Bonamassa è un coverizzatore compulsivo. Tant’è che pure a questo quarto album di carriera, datato 2004, impone come titolo una delle cover ivi contenute, la più prestigiosa e riuscita. Trattasi di un mezzo capolavoro a firma Steve Winwood che a suo tempo (1969) fece d’apertura al primo ed unico album dei Blind Faith, effimero super gruppo del rosso di Birmingham che, in temporanea pausa Traffic, aveva fatto comunella con le fumantine star Clapton e Baker ed il tranquillo mediano di spinta Rich Grech, per poi lasciar perdere al ritorno della prima tournée, causa la troppa fattanza collettiva. Nell’originale vi è un lungo duello di chitarre fra Clapton e Winwood… qui Bonamassa provvede invece da solo, semplicemente cambiando chitarra e traccia del nastro. Ma la canzone era, e sempre sarà, pregevole soprattutto per il suo ardito mix fra un riff lungo e legnoso, definitivamente memorabile, contrapposto ad un ritornello arabescato che scivola verso sorprendenti tonalità, quasi stranianti: un vero simbolo della capacità compositiva del precoce Steve, all’epoca dei Blind Faith ancor ventenne. Bonamassa ne dà una versione riguardosa, però più robusta e maschia come da suo stile, in definitiva ottima.

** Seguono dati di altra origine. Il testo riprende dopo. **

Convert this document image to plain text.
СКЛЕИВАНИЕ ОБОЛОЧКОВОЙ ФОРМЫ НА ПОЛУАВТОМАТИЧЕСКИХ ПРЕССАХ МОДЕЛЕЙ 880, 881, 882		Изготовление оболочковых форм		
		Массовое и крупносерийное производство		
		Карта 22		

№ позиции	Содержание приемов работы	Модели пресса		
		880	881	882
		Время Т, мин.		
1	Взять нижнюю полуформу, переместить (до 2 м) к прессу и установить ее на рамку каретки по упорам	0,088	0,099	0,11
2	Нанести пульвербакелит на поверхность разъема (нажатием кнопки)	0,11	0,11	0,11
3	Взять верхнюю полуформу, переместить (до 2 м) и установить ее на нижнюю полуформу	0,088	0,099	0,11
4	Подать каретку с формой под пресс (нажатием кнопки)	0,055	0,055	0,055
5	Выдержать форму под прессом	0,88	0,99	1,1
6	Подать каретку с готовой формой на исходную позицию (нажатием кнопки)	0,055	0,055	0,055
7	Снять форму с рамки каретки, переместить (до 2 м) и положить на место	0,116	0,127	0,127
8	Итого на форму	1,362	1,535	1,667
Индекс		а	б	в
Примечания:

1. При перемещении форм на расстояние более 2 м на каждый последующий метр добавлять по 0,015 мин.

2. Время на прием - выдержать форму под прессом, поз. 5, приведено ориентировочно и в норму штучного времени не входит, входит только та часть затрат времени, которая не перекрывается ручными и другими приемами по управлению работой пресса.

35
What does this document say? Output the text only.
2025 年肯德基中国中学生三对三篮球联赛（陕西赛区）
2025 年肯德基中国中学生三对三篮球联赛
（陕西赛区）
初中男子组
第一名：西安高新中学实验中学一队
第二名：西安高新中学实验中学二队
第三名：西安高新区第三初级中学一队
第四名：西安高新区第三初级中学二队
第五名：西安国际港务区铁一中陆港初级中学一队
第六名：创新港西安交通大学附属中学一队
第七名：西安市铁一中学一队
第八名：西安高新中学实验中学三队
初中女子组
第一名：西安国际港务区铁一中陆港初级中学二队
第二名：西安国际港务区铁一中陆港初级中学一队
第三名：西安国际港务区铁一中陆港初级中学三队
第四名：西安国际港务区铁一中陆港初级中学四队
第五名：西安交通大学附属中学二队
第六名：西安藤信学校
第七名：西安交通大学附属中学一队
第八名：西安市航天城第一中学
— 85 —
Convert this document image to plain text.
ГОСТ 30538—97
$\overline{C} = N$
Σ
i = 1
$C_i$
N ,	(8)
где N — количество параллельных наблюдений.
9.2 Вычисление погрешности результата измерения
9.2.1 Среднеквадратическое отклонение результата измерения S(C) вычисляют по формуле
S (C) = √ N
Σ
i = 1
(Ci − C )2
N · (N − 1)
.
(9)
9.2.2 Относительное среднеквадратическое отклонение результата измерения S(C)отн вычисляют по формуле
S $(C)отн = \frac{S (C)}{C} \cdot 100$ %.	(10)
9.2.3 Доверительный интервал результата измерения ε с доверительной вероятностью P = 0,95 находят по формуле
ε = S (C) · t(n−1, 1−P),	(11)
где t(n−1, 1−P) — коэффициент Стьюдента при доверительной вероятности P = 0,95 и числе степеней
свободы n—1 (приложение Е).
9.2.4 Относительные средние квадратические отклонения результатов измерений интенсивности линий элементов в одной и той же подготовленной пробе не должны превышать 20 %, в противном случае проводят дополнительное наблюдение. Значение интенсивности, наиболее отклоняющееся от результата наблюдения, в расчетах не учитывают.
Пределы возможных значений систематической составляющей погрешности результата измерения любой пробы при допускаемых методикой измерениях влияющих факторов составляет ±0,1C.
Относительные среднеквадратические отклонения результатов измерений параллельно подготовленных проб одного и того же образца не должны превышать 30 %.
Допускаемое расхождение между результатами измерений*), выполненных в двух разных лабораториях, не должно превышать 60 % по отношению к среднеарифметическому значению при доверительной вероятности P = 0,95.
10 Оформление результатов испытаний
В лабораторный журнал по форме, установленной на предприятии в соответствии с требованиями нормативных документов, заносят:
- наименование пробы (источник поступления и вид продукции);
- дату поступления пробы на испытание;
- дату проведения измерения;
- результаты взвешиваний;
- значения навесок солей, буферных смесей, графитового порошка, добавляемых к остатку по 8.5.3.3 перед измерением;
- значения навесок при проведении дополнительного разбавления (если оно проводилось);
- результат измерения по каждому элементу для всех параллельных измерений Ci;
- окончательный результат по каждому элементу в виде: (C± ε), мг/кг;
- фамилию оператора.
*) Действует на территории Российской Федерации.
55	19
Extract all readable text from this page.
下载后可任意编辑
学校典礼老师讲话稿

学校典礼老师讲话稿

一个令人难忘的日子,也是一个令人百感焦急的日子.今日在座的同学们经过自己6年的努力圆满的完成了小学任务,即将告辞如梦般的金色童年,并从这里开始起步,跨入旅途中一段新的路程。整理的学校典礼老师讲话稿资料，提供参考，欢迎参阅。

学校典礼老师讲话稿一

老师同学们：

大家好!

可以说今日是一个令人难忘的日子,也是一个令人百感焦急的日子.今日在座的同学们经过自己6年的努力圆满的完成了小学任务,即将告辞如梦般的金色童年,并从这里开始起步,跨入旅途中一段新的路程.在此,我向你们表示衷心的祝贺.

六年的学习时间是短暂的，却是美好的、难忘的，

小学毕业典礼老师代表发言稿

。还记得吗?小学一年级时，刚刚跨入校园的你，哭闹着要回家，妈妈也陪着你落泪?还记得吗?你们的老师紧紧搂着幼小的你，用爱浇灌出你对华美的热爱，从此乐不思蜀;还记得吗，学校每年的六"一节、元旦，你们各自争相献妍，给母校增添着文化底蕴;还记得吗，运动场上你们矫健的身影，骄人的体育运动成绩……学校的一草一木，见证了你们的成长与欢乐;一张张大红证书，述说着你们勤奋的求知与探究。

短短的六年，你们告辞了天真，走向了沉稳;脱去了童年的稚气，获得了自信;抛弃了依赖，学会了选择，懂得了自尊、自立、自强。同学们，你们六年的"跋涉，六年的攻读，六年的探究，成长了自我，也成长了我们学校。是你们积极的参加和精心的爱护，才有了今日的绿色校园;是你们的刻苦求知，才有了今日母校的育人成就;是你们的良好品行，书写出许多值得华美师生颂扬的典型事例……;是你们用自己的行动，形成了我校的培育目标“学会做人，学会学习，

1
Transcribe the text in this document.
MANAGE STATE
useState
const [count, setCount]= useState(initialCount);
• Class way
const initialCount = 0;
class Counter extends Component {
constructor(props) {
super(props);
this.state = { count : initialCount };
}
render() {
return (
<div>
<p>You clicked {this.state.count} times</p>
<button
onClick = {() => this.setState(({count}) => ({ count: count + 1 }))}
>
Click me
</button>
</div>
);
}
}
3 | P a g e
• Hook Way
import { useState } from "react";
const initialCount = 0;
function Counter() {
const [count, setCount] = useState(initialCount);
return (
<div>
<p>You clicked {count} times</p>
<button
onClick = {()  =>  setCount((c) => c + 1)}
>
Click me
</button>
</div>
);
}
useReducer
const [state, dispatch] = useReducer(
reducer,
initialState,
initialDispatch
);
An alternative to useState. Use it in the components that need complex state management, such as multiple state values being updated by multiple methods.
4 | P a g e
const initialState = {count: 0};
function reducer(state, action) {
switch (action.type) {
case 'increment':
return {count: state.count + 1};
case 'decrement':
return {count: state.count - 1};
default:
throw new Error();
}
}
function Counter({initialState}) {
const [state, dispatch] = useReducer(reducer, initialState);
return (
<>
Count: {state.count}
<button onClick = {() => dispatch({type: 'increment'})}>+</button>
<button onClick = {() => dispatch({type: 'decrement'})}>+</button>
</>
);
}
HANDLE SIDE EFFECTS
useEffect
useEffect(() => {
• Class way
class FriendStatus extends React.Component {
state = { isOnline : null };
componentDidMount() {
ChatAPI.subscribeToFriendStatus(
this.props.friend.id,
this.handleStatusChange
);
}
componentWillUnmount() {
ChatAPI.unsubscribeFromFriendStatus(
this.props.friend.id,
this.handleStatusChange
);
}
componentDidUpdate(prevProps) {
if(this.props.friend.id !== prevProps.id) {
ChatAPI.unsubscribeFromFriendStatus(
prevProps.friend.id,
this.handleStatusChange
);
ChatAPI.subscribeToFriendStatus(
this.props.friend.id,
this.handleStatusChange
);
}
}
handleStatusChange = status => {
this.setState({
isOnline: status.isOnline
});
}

La miscela di cover e di originali stavolta dice 4 e 7 rispettivamente. Fra le cover vi è la strasentita “Reconsider Baby” del maestro blues Lowell Fulson, con la quale pure Clapton aveva fatto un giro sul suo celebrato “From The Cradle”. Qui viene tappetizzata d’organo e strutturata smaccatamente in stile “Since I’ve Been Loving You”, il capolavorone degli Zeppelin sul loro terz’album del 1970. Meno nota è “Never Make Your Move Too Soon” dell’immancabile B.B.King, sulla quale comunque Joe si premura di farci sapere, dalle note di copertina, che la sua versione si ispira al suono del secondo Jeff Beck Group, quello d’inizio settanta… come dire con un pizzicone di funky alla Steve Wonder. Il super nerd replica imperterrito informandoci che la presente versione di “Travellin’ South” del grintoso Albert Collins è resa in stile primi Ten Years After, giacché da loro l’aveva vista e sentita suonare ricavandone sommo piacere: vero… la chitarra viaggia un po’ in stile “I’m Going Home”, stoppata e serrata.
Poi ci sono gli originali a firma Bonamassa più eventuali collaboratori, ed è qui che il disco assume logicamente, almeno a mio vedere, maggiore interesse. Non sono tutti fantastici, ma un paio si e mi riferisco ad esempio ad “Around the Bend” che ha un che di irlandese, o di scozzese, ed evoca emozionalmente le colline brulle e il verde infinito di quelle lande. Oppure “When She Dances”, un esercizio vagamente in stile Dire Straits ma soprattutto una grande, malinconica e sentimentale atmosfera. Questi ultimi sono pezzi che tolgono Joe dal rock blues di stretta osservanza, diversificano la sua proposta e tolgono la stucchevolezza ai suoi dischi. Quella che traspare ad esempio su “The River”, del tutto debitrice come struttura ed arrangiamento alla monumentale “When the Levee Braks”, a cui ovviamente non allaccia neanche le scarpe.
Con lo stesso ritmo di batteria, ma al doppio della velocità, vi è poi “Revenge of the 10 Gallon Hat”, un rag virtuosistico nel quale Bonamassa viaggia agilissimo da countryman provetto, che pare Albert Lee. Chi è Albert Lee? Uno da panico! A vederlo suonare dal vivo viene lo spavento, ad essere chitarristi pure la depressione. Sempre in ambito un po’ virtuosistico, ma sempre colla dovuta passione, vi è anche la finale strumentale “Faux Mantini”: un’acustica a destra, una a sinistra ad inseguirsi, accompagnarsi ed andare ogni tanto all’unisono, bravamente.
Uno dei migliori lavori del chitarrista dello stato di New York. “Sporcato” dal solito, reiterato (e onestamente dichiarato) appoggiarsi ai suoi tanti idoli. Io lo perdono: la voglia, l’energia, la progettualità sono veementi e sinceri. Quattro stelle e mezza.